Published: 2025-08-18 05:04:15 | Views: 6
Bolivia’s presidential election will go to a run-off for the first time, with two rightwing candidates competing for the presidency – marking the end of nearly 20 years of dominance by the leftist Movimiento al Socialismo (Mas).
The candidate with the most votes, however, turned out to be a surprise: centre-right senator Rodrigo Paz Pereira, 57, who had started the campaign with just 3% support in opinion polls.
In second came Jorge “Tuto” Quiroga, 65, a rightwing former president who briefly led the country in 2001 after the resignation of ex-dictator Hugo Banzer.
With just over 92% of ballots counted in the electoral court’s “preliminary” tally, Paz Pereira was on 32.1% and Quiroga on 26.9%.
“I want to thank all the men and women who made this possible and gave a voice to those of us who had none, who didn’t appear in the polls, who didn’t exist,” said Pereira, the son of former president Jaime Paz Zamora, who governed from 1989 to 1993.
Pereira, the senator for Tarija, gave effusive thanks to his running mate, former police captain Edman Lara Montaño, who became known for exposing police corruption and who, according to many analysts, was a decisive draw for voters.
“We will fight corruption head on, dammit!” Pereira shouted to journalists and dozens of supporters waiting for his speech late on Sunday in La Paz.
Quiroga said: “It is a historic night – not for one party, not for one faction, not for one candidacy, but for all Bolivians who have spoken with strength, with faith, with hope and with dignity. Today, we have taken a giant step towards a better tomorrow.”
The electoral court stressed that the figures are “preliminary and not definitive”. That is because Bolivia uses two counts: a quicker one, based on photos of each ballot sent to a data-processing centre, and the slower definitive one, where every vote is publicly counted and scrutinised at polling stations before entering the system.
The court has up to seven days to release the official results.
As neither secured more than 50% of the vote, or at least 40% with a 10-point lead over the runner-up, a second round will be held on 19 October.
Like the first round, the run-off campaign is expected to be dominated by the economic crisis – the worst in four decades – with shortages of dollars and fuel and rising inflation.

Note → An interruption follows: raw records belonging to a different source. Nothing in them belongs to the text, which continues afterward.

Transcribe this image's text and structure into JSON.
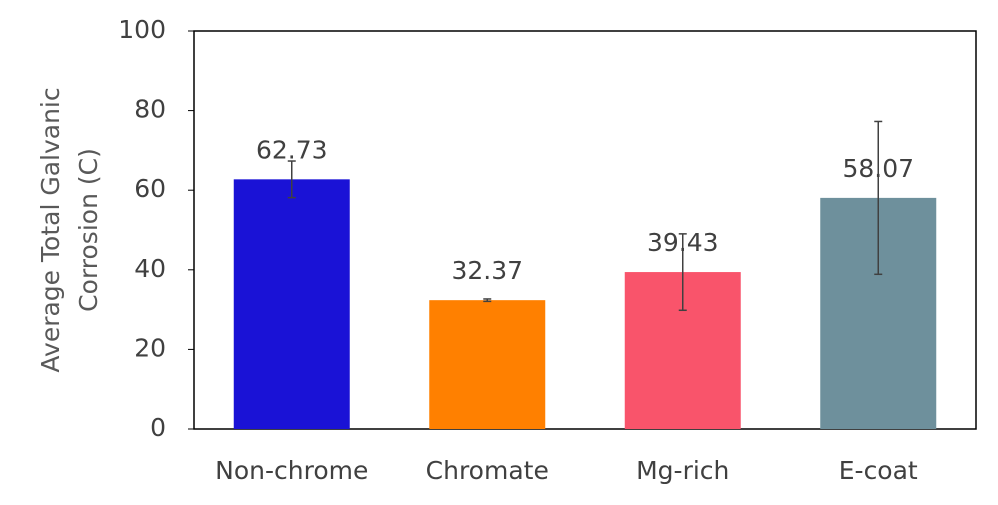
{
  "chart_data": {
    "type": "bar",
    "ylabel": [
      "Average Total Galvanic",
      "Corrosion (C)"
    ],
    "categories": [
      "Non-chrome",
      "Chromate",
      "Mg-rich",
      "E-coat"
    ],
    "values": [
      62.73,
      32.37,
      39.43,
      58.07
    ],
    "errors": [
      4.6,
      0.3,
      9.6,
      19.2
    ],
    "colors": [
      "#1a12d6",
      "#ff8000",
      "#f9546b",
      "#6e909c"
    ],
    "ylim": [
      0,
      100
    ],
    "yticks": [
      0,
      20,
      40,
      60,
      80,
      100
    ],
    "grid": false
  }
}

Deeply unpopular president Luis Arce, of Mas, chose not to seek re-election and instead put forward his interior minister, 36-year-old Eduardo del Castillo, who won just 3.15% of the vote.
It is a paltry share compared with the more than 50% that had secured first-round victories for Arce and former president Evo Morales in the past – but just enough for the party to avoid losing its legal status, as the threshold is set at 3%.

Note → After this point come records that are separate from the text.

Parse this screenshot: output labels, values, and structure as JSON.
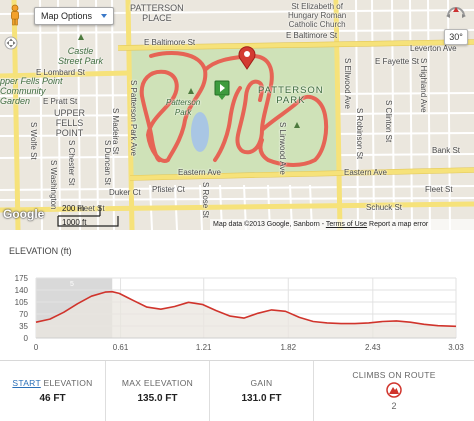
{
  "map": {
    "options_label": "Map Options",
    "zoom_3d_label": "30°",
    "google_logo": "Google",
    "scale_labels": [
      "200 m",
      "1000 ft"
    ],
    "attribution": {
      "prefix": "Map data ©2013 Google, Sanborn",
      "terms": "Terms of Use",
      "report": "Report a map error"
    },
    "streets": {
      "e_baltimore_left": "E Baltimore St",
      "e_baltimore_right": "E Baltimore St",
      "e_lombard": "E Lombard St",
      "e_pratt": "E Pratt St",
      "e_fayette": "E Fayette St",
      "leverton": "Leverton Ave",
      "eastern_ave": "Eastern Ave",
      "eastern_ave_left": "Eastern Ave",
      "fleet_right": "Fleet St",
      "fleet_left": "Fleet St",
      "bank": "Bank St",
      "duker": "Duker Ct",
      "pfister": "Pfister Ct",
      "schuck": "Schuck St",
      "s_patterson_park": "S Patterson Park Ave",
      "s_wolfe": "S Wolfe St",
      "s_washington": "S Washington",
      "s_duncan": "S Duncan St",
      "s_madeira": "S Madeira St",
      "s_chester": "S Chester St",
      "s_rose": "S Rose St",
      "s_linwood": "S Linwood Ave",
      "s_robinson": "S Robinson St",
      "s_clinton": "S Clinton St",
      "s_highland": "S Highland Ave",
      "s_ellwood": "S Ellwood Ave"
    },
    "places": {
      "patterson_place": "PATTERSON\nPLACE",
      "church": "St Elizabeth of\nHungary Roman\nCatholic Church",
      "castle_street_park": "Castle\nStreet Park",
      "fells_point_garden": "pper Fells Point\nCommunity\nGarden",
      "upper_fells_point": "UPPER\nFELLS\nPOINT",
      "patterson_park_label": "Patterson\nPark",
      "patterson_park_big": "PATTERSON\nPARK"
    },
    "route_color": "#e8574a",
    "park_color": "#cfe2b8"
  },
  "elevation": {
    "title": "ELEVATION (ft)",
    "marker_label": "5"
  },
  "chart_data": {
    "type": "area",
    "title": "ELEVATION (ft)",
    "xlabel": "",
    "ylabel": "",
    "x_ticks": [
      "0",
      "0.61",
      "1.21",
      "1.82",
      "2.43",
      "3.03"
    ],
    "x_tick_values": [
      0,
      0.61,
      1.21,
      1.82,
      2.43,
      3.03
    ],
    "y_ticks": [
      "0",
      "35",
      "70",
      "105",
      "140",
      "175"
    ],
    "y_tick_values": [
      0,
      35,
      70,
      105,
      140,
      175
    ],
    "xlim": [
      0,
      3.03
    ],
    "ylim": [
      0,
      175
    ],
    "grid": true,
    "series": [
      {
        "x": [
          0,
          0.1,
          0.2,
          0.3,
          0.4,
          0.5,
          0.55,
          0.6,
          0.7,
          0.8,
          0.9,
          1.0,
          1.1,
          1.2,
          1.3,
          1.4,
          1.5,
          1.6,
          1.7,
          1.8,
          1.9,
          2.0,
          2.1,
          2.2,
          2.3,
          2.4,
          2.5,
          2.6,
          2.7,
          2.8,
          2.9,
          3.03
        ],
        "y": [
          46,
          55,
          75,
          100,
          122,
          134,
          135,
          130,
          110,
          90,
          84,
          92,
          104,
          98,
          80,
          64,
          58,
          72,
          82,
          78,
          60,
          48,
          44,
          42,
          42,
          44,
          48,
          50,
          46,
          40,
          36,
          34
        ]
      }
    ],
    "highlight_range": [
      0,
      0.55
    ],
    "line_color": "#d0342c",
    "fill_color": "#e9e6df"
  },
  "stats": [
    {
      "label_highlight": "START",
      "label_rest": " ELEVATION",
      "value": "46 FT"
    },
    {
      "label_highlight": "",
      "label_rest": "MAX ELEVATION",
      "value": "135.0 FT"
    },
    {
      "label_highlight": "",
      "label_rest": "GAIN",
      "value": "131.0 FT"
    },
    {
      "label_highlight": "",
      "label_rest": "CLIMBS ON ROUTE",
      "value": "2"
    }
  ]
}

According to the preliminary count, 19.1% of ballots were null and void – far above the historic average in Bolivian elections, which has typically been below 5%.
Bolivia’s first Indigenous leader, Morales had spent recent weeks urging his supporters to cast null and void votes in protest against rulings by the constitutional and electoral courts that blocked him from seeking a fourth term.

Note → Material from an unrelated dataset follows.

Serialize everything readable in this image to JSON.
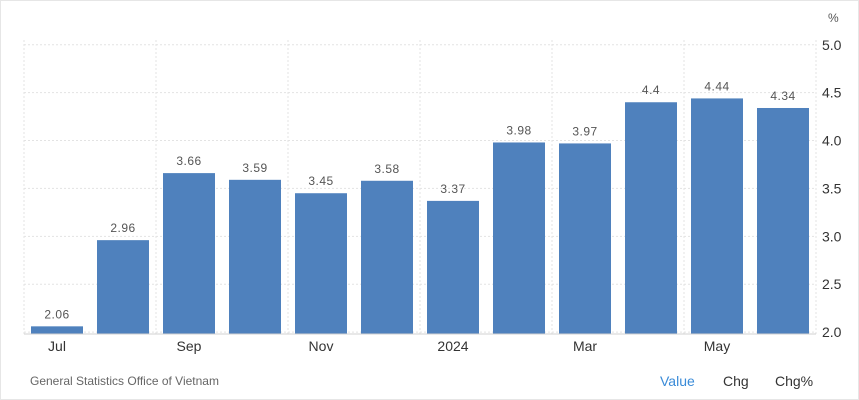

Business tycoon Samuel Doria Medina, 66, who had led polls for much of the campaign, ended up third with 19.89% of the vote.
Doria Medina acknowledged his defeat and announced that he would back Paz Pereira in the run-off.
In the Bolivian press, analysts suggested one possible advantage for Paz Pereira was that the campaign battle in recent weeks had been concentrated between Quiroga, Doria Medina and the left, leaving the senator outside the main line of attacks – or even of fake news campaigns.
Also, polls indicated there were still large numbers of undecided voters before election day.
The highest-placed leftwing candidate was Senator Andrónico Rodríguez, 36, who left Mas to run with a small coalition. Having once polled as high as third, he eventually finished fourth with just over 8%.
More than 2,500 national and international observers, from bodies including the European Union and the Organisation of American States, monitored the vote and were expected to publish their preliminary reports in the coming days. During the day, they said polling had proceeded normally.
According to the electoral court, the election took place without problems, apart from some “isolated incidents.”
One of them involved Rodríguez. As he voted in Entre Ríos, a Morales stronghold about 50 miles from where the former president remains entrenched, the 36-year-old senator was booed and pelted with stones by what he described as “a small group of extremists identified as supporters of Morales.”
Rodríguez had to be escorted by a member of the armed forces to cast his vote. He was not injured. Once seen as Morales’s natural heir due to his Indigenous roots and leadership in the coca growers’ union, the senator was called a traitor for launching his own candidacy.
Wanted on an arrest warrant since October for allegedly fathering a child with a 15-year-old, Morales voted in Villa 14 de Septiembre, about 25 miles from the tiny village where hundreds of coca growers have prevented police and the army from detaining the former president.
Morales denies having committed any crime and claims the case is part of a plan by the current government to destroy him politically.
President Arce, who served as Morales’s finance minister before becoming his main rival, cast his vote in La Paz and said he would ensure “an absolutely democratic transition” in November, when the next president is sworn in.